Kant--dear old Kant--marks the apex of this reduction (although I think the Unitarian communities keep it alive quite nicely). The unfathomable depths of human nature produce of their own power a "pure religious faith." That faith deposes reason, which has nothing to do with religion. This is because reason deals with objective truth; religion, in Kant's structure, is all about the subjective. The divine is just subjectivity, consciousness, and inner feeling.
The anthropological reduction is the central error of modernism: "Every objective dogmatic proposition must be measured in terms of its suitability to the religious subject, in terms of its positive effects on and capacity to complete and fulfill that subject." This process does involve some measure of "conversion," but here conversion only means an increasing feeling of fulfillment. If I am not feeling fulfilled by the teaching of Christianity, then that teaching has no hold on me. I am the measure of all things.
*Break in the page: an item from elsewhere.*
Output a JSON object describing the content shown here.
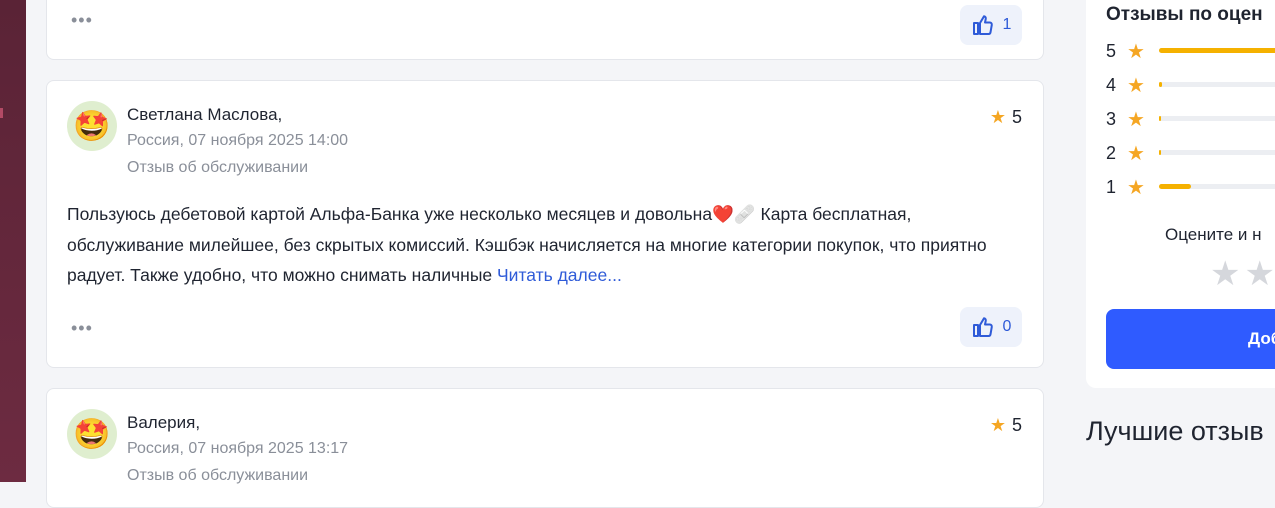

The main concern for Hans, however, is not so much the destruction of all teaching as it is this new making of God in man's image. We now justify the ways of God as revealed in Christ by pointing to our own needs. God came, not because He loved us first, but because we needed Him. The underlying assumption, He came because we called. When we stop calling, He stops coming.
The truth of this anthropology, of course, is that we do need to relive subjectively the objective redemption of Christ: "If Christ were born a thousand times in Bethlehem, but not in you, you would remain lost forever ... The Cross on Golgotha cannot redeem you from evil if it is not raised up also in you" (Angelus Silesius). But the tradition never justifies Christ's love in terms of "the pious human subject." "It never measured the abyss of grace by the abyss of need or sin, it never judged the content of dogma according to its beneficial effects on human beings."
That is the basic problem, although Hans Urs goes on for a bit longer, teasing out the meaning of this reduction in more recent thinkers, such as Marx and Kierkegaard. Then he looks forward: "If we cannot verify or justify God's Sign of himself in terms of the world or in terms of man, then what else do we have?"
God, he ends, is going to interpret himself for us. There is no human text or system that will make him more legible or more intelligible. God's way of doing this, we can be sure, "will not consist in anything that man could have figured about the world, about himself, and about God, on his own..."
Stay tuned for Hans's (or, rather, God's) "Third Way."
2 comments:
Thank you for this. I'm studying phenomenology (St. Edith's Stein's background), and I can see how it can easily fall into this error, though it doesn't necessarily.
A couple of questions, though. You write, "Thinkers who got their anthropology right were, of course, ancient Greeks, the Church fathers, and Pascal (oh, rapture!)." Which "ancient Greeks" do you mean? (one of the Pre-Socratics? Plato? Aristotle? Epicurus? The Stoics?...)
What do you make of the shift in Catholic anthropology from Augustine's very Platonic view through Aquinas's more Aristotelian view to JPII's phenomenological one? Personally, I don't think they have to be mutually exclusive, but rather that they emphasize different truths of human nature that were important for their time.
I don't think anyone in particular necessarily falls into these errors--it's just the trend of the history of ideas to take good thoughts and pervert them.
Anyway, I think Hans is referring to Aristotle mostly and Plato a little bit. Aristotle would fall under the "anthropological approach" category most readily, and he avoids the major errors of the Stoics and Epicurus. I love Pascal's scathing commentary on those Stoics.
Right about the shifts in Catholic philosophy: They do not have to be mutually exclusive. They seem to fit the signs of the times in which they take precedence. It will be interesting to see where phenomenology goes (ah! I wish I could be alive in 250 years to look back and see more clearly!). Our times seem to cry out for a personalistic approach to doctrine and morals, so the hard work of such (very bad or non-) Catholics in Stein's circles is bearing much fruit. Time will tell!